Showing posts with label poetry. Show all posts
Showing posts with label poetry. Show all posts

Monday, April 10, 2023

It’s national poetry month again!


I am not a mouse.
It’s the reference allele
(hg38).


I am not a mouse.
It's the common variant
In these folks tested.


Saw on minus strand
G is the major allele
In this group tested.


C is the minor
It’s the reference allele
(hg38).


Last year I wrote a haiku to highlight my gripe about authors declaring a patient a *1 but not stating which alleles were tested so not conclusively ruling out the presence of variants. This year I have a series of haiku on another gripe of mine - authors using the term “wild-type” when talking about humans. I’ve been guilty of it in the past but when we know better we do better. The one upside of it is it's a way one can avoid using terms major/minor allele when those might be different in different populations and thus ambiguous, but I think most study participants would not want to be categorized as wild-type, certainly most would not want to be called mutant (unless it comes with some X-men type powers). The terms I would recommend are “reference allele/genotype” (on genome build …) and “comparison allele/genotype”. If using major/minor allele then state explicitly what base that was in the given population, and describe the population, and which strand the allele was measured on (especially for C/G and A/T variants and genes on minus chromosomal strand). We have been seeing problems lately when authors assume the reference allele on the genome build hg38 is the major allele in most populations and that is not always the case. If in doubt give as much information as possible.

Thursday, April 21, 2022

What does *1 really mean? And why does that matter?

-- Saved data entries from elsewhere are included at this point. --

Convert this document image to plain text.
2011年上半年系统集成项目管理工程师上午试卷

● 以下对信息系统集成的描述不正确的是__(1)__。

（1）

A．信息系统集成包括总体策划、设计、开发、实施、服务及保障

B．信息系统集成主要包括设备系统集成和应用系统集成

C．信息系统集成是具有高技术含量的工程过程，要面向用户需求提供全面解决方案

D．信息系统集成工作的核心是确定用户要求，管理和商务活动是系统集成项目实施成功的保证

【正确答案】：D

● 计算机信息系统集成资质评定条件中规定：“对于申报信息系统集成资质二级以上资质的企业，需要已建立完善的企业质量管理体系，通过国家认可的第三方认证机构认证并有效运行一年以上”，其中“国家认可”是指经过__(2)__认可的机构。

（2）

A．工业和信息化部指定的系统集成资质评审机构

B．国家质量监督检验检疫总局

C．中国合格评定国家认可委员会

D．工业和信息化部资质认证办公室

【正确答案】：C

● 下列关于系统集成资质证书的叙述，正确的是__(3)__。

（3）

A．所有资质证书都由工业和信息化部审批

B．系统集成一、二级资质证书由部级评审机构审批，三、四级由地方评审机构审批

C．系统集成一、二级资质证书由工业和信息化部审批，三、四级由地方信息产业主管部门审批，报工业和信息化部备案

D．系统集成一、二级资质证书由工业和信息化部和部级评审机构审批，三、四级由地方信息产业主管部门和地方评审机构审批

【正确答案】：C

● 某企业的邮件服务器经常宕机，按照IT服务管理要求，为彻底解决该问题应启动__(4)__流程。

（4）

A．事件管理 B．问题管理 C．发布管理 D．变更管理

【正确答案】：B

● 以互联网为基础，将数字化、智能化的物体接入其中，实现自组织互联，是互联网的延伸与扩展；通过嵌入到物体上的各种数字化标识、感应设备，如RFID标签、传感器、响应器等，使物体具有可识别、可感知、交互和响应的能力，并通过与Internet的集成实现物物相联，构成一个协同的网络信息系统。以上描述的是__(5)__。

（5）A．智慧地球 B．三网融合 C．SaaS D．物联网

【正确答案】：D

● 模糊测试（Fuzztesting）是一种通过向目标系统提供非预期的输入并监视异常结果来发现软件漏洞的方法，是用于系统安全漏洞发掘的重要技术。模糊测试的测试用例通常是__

A Haiku about PGx for National Poetry Month.


Diagnosed star one,

Yet severe toxicity.

What did the lab test?




What does *1 really mean? And why does that matter?


The star alleles of the drug metabolizing enzyme genes are an unusual way of defining variation and are perhaps one of the most misunderstood aspects of pharmacogenomics. Arising from attempts to describe and standardize the molecular basis of different drug phenotypes; debrisoquine poor metabolizer phenotype, etc [PMID: 7773298, PMID: 8807658].  Sometimes authors use the term “wild type”, even for humans, to describe the most common form of the gene or protein in a given population where it displays the expected drug metabolism phenotype. The *1 allele is generally used to denote the absence of the variants tested. However, it is not a stable assignment; a *1/*1 individual only tested at one locus may not have the same genetic sequence as a *1/*1 individual tested for a panel of 10 variants in the same gene. This really matters when evaluating the likelihood of drug phenotype - the "reference" is only as good as the number of variants that were checked. *1 is rather a placeholder, it is the absence of certainty, because even with a panel that covers variants that represent 99% of known variation (in the populations examined so far which are not representative of the full global population) there may still be rare variants with significant impact on protein function that we may not yet have documented. While a *1/*1 may not be at increased risk of toxicity (or other phenotypes), or require a change of dosage immediately, they still have the baseline level of risk and it shouldn’t be a huge surprise if they exhibit an adverse reaction to a drug. 


Recent publications of case studies that concluded a lack of involvement of known pharmacogenes without documenting what was tested: 

PMID:35180762 - “Acral Skin Rash Caused by Altered Mercaptopurine

Metabolism in Maintenance Therapy for B-Cell

Acute Lymphoblastic Leukemia”  excerpt “TPMT and NUDT15 genotype at diagnosis were wildtype alleles and therefore we started with full 6-MP dosing.”

This issue is not limited to pharmacogenes using star allele nomenclature: “5-Fluorouracil Neurotoxicity in the Absence of Dihydropyrimidine Dehydrogenase Deficiency Case Report” [PMID:35419161] excerpt “Our patient tested negative for DPD mutations, but it remains possible she harbored a genetic variant not accounted for in the genetic testing panel. Other known risk factors include mutations in the orotate phosphoribosyltransferase and thymidylate synthase genes… “


We recommend authors always include the list of all variants that were tested, and other features see [PMID:30406943].